Pasadena League of Women Voters Tackle Concerns Over Prison Abuse in County Jails

Published : Wednesday, November 6, 2019 | 5:59 AM

In response to concerns that reforms started under Sheriff Lee Baca are being abandoned, the League of Women Voters Pasadena Area is sponsoring a symposium on jailhouse abuses.

“Abuses Not Okay,” is a free public forum about jail-abuse reforms in Los Angeles County to be held Tuesday, Nov. 12, at the Altadena Public Library.

In a statement, the LWV-Pasadena Area said concerns are being raised at the County Board of Supervisors, in oversight organizations, and among citizens that the LA County Sheriff’s Department (LASD) is abandoning jail-abuse reforms started by Baca whose term ended in disgrace..

“LASD now claims deputies were unfairly fired for misconduct, and aims to reverse the reforms that followed,” the organization said in a statement. “Many previously fired deputies are being rehired. Internal investigations of deputies alleged to have committed misconduct have been halted, and other reforms reversed. For example, deputies’ heavy metal flashlights, often used to abuse jail inmates, were forbidden and now have returned.”

The group said these perceptions are occurring less than a decade after a federal investigation into jail abuse in Los Angeles County exposed a culture in which LASD deputies beat and humiliated inmates, covered up misconduct and formed aggressive deputy cliques in the county jails.

The investigation eventually led to Lee Baca’s second-in-command, Paul Tanaka, being convicted on conspiracy and obstruction of justice charges by a federal jury.

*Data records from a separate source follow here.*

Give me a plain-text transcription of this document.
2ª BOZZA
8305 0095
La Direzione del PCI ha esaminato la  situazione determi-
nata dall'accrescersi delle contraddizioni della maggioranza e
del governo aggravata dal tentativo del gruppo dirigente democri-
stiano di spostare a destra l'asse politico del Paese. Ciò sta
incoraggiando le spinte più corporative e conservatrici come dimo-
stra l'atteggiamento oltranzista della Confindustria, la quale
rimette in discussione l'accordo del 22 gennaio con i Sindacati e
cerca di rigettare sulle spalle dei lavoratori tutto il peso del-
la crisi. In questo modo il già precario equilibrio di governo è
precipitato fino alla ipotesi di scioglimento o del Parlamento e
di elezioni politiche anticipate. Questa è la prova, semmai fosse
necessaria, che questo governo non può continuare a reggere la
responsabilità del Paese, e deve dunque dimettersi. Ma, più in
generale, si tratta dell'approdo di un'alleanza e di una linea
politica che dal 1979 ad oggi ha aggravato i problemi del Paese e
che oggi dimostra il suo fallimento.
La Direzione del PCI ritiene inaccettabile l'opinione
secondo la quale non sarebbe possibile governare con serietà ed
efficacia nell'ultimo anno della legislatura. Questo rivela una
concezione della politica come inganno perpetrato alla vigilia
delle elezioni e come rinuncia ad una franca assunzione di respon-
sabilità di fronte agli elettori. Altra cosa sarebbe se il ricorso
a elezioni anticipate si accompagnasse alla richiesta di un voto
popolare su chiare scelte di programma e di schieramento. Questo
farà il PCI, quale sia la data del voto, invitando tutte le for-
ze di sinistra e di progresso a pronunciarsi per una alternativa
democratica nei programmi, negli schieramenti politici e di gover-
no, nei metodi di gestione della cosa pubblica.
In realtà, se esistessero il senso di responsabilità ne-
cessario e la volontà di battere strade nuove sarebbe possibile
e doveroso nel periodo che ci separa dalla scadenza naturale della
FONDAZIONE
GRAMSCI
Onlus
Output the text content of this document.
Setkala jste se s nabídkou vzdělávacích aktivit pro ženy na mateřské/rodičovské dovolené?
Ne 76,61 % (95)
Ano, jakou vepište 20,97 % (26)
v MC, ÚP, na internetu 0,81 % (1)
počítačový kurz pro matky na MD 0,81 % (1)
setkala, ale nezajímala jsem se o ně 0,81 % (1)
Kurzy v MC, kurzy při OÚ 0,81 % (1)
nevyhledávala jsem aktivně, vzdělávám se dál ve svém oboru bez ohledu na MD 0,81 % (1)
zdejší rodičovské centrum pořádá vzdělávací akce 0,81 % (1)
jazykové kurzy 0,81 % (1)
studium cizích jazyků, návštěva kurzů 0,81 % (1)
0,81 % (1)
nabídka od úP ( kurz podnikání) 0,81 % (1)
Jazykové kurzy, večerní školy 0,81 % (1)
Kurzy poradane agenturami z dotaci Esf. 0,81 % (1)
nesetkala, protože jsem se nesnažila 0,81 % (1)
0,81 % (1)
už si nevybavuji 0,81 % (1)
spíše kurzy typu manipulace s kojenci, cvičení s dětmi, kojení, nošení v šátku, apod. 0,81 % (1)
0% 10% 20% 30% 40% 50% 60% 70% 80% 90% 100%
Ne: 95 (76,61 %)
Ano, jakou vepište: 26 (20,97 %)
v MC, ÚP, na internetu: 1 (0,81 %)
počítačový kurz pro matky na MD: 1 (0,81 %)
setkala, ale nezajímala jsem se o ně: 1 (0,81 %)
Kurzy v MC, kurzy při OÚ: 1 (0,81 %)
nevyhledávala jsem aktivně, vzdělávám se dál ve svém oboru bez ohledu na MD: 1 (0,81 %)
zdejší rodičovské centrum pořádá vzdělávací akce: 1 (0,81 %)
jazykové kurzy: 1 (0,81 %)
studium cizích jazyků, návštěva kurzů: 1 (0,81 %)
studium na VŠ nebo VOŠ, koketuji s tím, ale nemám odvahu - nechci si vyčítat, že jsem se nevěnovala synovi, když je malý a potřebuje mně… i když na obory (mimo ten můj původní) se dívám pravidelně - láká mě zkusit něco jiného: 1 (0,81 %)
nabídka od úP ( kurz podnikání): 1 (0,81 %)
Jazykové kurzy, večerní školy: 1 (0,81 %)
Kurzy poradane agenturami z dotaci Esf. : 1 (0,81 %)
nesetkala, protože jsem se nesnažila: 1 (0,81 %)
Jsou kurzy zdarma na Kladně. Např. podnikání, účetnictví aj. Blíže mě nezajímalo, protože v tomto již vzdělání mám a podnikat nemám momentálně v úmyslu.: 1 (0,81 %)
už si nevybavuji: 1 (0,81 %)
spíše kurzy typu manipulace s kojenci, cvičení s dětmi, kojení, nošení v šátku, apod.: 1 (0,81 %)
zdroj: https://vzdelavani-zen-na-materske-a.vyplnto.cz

Tanaka was sentenced in 2016 to five years in federal prison for civil rights abuses inside the nation’s largest urban jail system. A year later, Baca was sentenced to three years in prison for his role in the obstruction scheme. Baca is free on appeal.

During Tuesday’s forum, Sharon Kyle, publisher of LA Progressive who’s also on the national and Southern California boards of the ACLU, will moderate a three-member panel composed of Brian K. Williams, Executive Director of the LASD Civilian Oversight Commission; R. Sam Paz, a civil rights attorney and ACLU SoCal board member; and Dr. Melina Abdullah, Chair of the Pan-African Studies Department at Cal State LA and founder of Black Lives Matter-Los Angeles.

Elisa Arcidiacono, justice deputy in the office of Count Supervisor Kathryn Barger, is also expected to attend to address the legal implications of the reforms being reversed.